08th Nov2015

‘Survivors’ Review

by Mondo Squallido

Stars: Joanne Gale, David Anderson, Adrian Annis, Simon Burbage, Ali Currey, David Anthony Green, Alan Harman, Rich Keeble | Written by Adam Spinks, Laurence Timms | Directed by Adam Spinks

survivors-poster



“Infection Is Coming…”



Here in the UK, when it comes to zombie and infection films, we are mostly treated to comedic entries such as Shaun of the Dead, Doghouse and Cockneys vs Zombies. Don’t get me wrong, the films mentioned have their own merits, but am I the only one who is sick of films of the like going in that direction? Of course, films like 28 Days Later and Doomsday brought something new to the table and replaced cheap gags with genuine tension and atmosphere. It’s been a long time since I have seen a great example of the genre like that here in good old, bloody Blighty. When I first caught wind of the latest offering of its kind from Adam Spinks (Extinction) in the form of Survivors, I was very intrigued. Can this low budget infection film live up to the likes of 28 Days Later?

The film follows Kate (Joanne Gale, WebKam), a young amateur journalist and her cameraman friend Duke (Simon Burbage, Zombie Resurrection) who are investigating the recent activity of a large corporation contracted by the government. The pair discover that the corporation are testing a biological weapon on human subjects. Unfortunately, a few of the subjects escape and wouldn’t you know it? There’s an outbreak! With the military unable to control the chaos, it becomes a fight for survival. In the commotion, Duke and Kate are separated. With the help of fellow wonderer Paul (David Anderson, Breathe), Kate begins a quest to find her missing cameraman. Naturally, it’s not going to be easy and along the way; some horrific truths will be revealed.

Survivors is an intriguing film to say the least, utilising both found footage and ‘conventional’ filmmaking to tell the story. The found footage elements are used as both flashback and setting the scene. As the film goes on, we find out more about the events and the actual outbreak thanks to the found footage aspect. Personally, I enjoy found footage films and I think that side of the film works brilliantly alongside the rest of the film. Sometimes, it can be really clumsy when a filmmaker opts to mix the two styles, but here it is done brilliantly. It may not be the most original story, but Spinks and fellow writer Laurence Timms (Persona) have crafted a very solid film that is full of tension, somewhat believable and opts for less gore and violence than most would. Gore-hounds may be a bit disappointed. Instead of countless gore gags and excuses for violence, we are treated to actual character development and tension by the bucketload. There is a sense of dread throughout and although not a social statement like Dawn of the Dead or The Walking Dead, there are moments that show you that in situations such as a mass outbreak, those not infected can be just as dangerous as those who are.

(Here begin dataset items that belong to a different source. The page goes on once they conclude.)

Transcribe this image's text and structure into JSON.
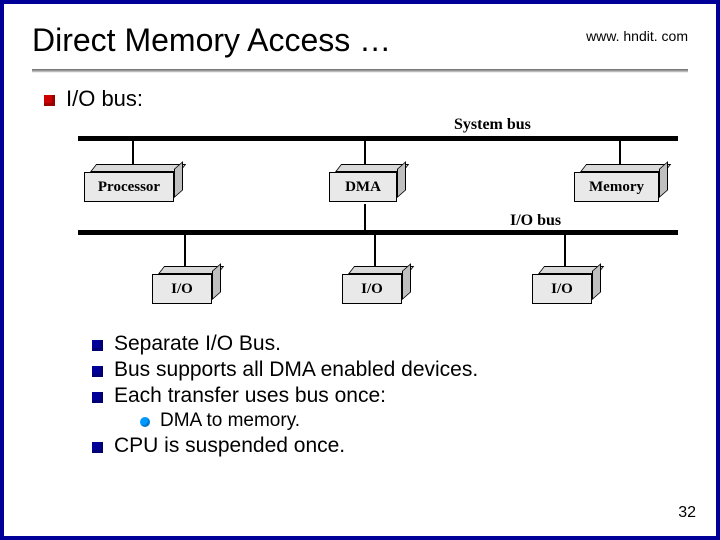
{
  "header": {
    "title": "Direct Memory Access …",
    "url": "www. hndit. com"
  },
  "bullets": {
    "b1": "I/O bus:",
    "sub": {
      "s1": "Separate I/O Bus.",
      "s2": "Bus supports all DMA enabled devices.",
      "s3": "Each transfer uses bus once:",
      "s3a": "DMA to memory.",
      "s4": "CPU is suspended once."
    }
  },
  "diagram": {
    "system_bus_label": "System bus",
    "io_bus_label": "I/O bus",
    "boxes": {
      "processor": "Processor",
      "dma": "DMA",
      "memory": "Memory",
      "io1": "I/O",
      "io2": "I/O",
      "io3": "I/O"
    }
  },
  "slide_number": "32"
}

Considering that this production had a budget of around £10,000 (according to IMDb at least), it is a genuinely cinematic experience that shows you that no matter what the budgetary constraints, you can create both a visually stunning and genuinely atmospheric film. It isn’t a perfect film by any means, but you do genuinely feel like it is the end of the world. All in all, if you want an infection film that is subtle, yet still manages to pack an atmosphere; this is a fine example of the genre. It may not be bloody, gory or in your face with action, but Survivors is a refreshing take on a genre that we have become tired of. It’s nice to see filmmakers (and everyone else involved in the production) like Spinks keeping the genre alive and fresh here in the UK. I can safely that this has been one of the most enjoyable and impactful infection films since 28 Days Later.

Survivors is available on DVD and VOD from Initiative Motion Pictures.